Под небом знойной Аргентины Аксенов Василий
Во всяком случае, о политической активности населения говорят эстакады мостов, заборы и стены, испещренные лозунгами. На окраинах Буэнос-Айреса часто мелькали серп и молот, «вива коммунизм» и «вива Советский Союз», «вива Куба», ближе к центру — «вива Фрондиси» (недавно изгнанный президент) и везде на окраинах и в центре — «вива Перон».
В Буэнос-Айресе часто попадались нам на глаза детские площадки с качелями, каруселями и прочими аттракционами. Это память о мадам Перон, жене бывшего президента. Сентиментальная дама повсюду строила эти площадки для детей городской голытьбы.
Сам Перон любил митинги. Он выходил на трибуну в рубашке с закатанными рукавами, что в чопорной Аргентине считалось верхом свободомыслия (вольный стиль в одежде до сих пор называют здесь стилем Перона). Он заигрывал с рабочими и яростно громил в речах плутократию. Если его прижимала какая-нибудь хунта, он апеллировал к рабочим и объявлял по стране всеобщую забастовку. В то же время сам прижимал коммунистов и социалистов. Он был ловким политиком и долгое время держал власть в своих руках, пока вконец не разозлил генералов. Потом последовал Фрондиси, потом президент доктор Гидо.

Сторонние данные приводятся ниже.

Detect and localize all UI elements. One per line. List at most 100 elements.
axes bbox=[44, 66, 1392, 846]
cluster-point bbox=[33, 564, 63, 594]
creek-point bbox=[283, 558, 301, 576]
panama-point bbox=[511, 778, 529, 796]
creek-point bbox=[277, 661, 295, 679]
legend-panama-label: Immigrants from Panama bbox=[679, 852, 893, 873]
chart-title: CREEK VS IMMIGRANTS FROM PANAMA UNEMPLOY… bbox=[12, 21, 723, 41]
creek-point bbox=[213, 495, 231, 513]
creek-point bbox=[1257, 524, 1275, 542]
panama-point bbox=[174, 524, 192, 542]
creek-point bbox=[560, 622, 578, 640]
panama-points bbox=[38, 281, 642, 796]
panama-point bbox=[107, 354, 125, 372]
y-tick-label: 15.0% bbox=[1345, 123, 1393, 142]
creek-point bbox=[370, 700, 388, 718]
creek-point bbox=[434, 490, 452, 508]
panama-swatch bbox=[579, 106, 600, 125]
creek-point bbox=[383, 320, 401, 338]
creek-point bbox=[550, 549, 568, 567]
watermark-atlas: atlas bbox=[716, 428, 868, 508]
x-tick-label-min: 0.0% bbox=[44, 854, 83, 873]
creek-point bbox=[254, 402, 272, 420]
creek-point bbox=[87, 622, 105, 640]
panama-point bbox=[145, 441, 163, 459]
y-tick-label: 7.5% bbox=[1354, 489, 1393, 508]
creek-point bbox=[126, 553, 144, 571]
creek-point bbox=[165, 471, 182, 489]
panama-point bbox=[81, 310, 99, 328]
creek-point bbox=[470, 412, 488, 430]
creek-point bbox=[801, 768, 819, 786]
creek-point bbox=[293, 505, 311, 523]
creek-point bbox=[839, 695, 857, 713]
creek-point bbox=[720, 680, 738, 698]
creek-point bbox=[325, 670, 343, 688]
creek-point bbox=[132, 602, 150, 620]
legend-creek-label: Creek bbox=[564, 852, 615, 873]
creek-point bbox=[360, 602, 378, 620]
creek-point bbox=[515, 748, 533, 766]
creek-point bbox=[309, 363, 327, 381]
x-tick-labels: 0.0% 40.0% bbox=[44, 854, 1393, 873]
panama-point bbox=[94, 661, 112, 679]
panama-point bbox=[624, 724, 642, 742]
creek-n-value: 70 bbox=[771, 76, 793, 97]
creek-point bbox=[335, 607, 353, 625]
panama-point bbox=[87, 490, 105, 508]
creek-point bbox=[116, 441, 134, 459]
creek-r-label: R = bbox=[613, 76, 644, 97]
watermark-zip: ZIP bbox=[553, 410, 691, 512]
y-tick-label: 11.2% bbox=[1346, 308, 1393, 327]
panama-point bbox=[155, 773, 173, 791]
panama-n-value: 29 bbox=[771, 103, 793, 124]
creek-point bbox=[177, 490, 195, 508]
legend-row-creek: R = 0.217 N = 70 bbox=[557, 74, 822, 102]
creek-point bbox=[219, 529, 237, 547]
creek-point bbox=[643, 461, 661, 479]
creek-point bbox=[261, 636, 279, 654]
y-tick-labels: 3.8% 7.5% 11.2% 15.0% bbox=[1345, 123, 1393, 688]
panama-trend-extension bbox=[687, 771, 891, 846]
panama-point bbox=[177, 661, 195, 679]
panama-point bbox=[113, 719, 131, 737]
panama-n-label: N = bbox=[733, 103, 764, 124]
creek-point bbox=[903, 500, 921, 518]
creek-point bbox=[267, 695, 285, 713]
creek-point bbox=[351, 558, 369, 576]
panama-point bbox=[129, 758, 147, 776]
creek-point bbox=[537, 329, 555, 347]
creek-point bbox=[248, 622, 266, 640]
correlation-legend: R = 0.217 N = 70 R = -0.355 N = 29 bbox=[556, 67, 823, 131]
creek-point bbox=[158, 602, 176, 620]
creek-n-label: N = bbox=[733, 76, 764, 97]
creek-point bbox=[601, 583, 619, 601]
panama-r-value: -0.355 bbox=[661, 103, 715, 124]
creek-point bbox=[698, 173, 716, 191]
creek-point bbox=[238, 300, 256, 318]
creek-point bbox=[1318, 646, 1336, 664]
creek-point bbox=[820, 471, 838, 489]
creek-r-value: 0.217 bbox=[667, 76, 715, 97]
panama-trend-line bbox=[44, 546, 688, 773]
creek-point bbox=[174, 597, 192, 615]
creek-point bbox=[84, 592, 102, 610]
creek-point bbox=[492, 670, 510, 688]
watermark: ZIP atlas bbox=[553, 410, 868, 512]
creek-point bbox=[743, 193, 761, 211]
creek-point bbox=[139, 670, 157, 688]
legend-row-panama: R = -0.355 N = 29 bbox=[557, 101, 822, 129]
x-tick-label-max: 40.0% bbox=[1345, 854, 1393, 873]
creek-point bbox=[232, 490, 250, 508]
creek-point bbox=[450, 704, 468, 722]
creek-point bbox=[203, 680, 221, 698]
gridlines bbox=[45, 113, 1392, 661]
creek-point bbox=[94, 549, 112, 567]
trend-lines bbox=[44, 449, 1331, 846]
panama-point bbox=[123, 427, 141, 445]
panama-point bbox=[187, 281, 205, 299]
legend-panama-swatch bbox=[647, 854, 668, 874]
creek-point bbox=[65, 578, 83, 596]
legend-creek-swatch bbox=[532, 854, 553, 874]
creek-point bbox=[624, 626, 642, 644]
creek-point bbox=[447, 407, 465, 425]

Фестиваль был представлен доктору Гидо. Длинной очередью в великолепном зале президентского дворца мы тянулись к его ручке. Маленький доктор Гидо, похожий на аптекаря, стоял впереди огромных, грудастых генералов и штатских усачей. В дверях с саблями и в треуголках высились великаны-гвардейцы. Партикулярный доктор Гидо застенчиво улыбался. Он явно чувствовал себя не в своей тарелке. Через три дня после отъезда мы узнали, что военный флот прогнал доктора Гидо.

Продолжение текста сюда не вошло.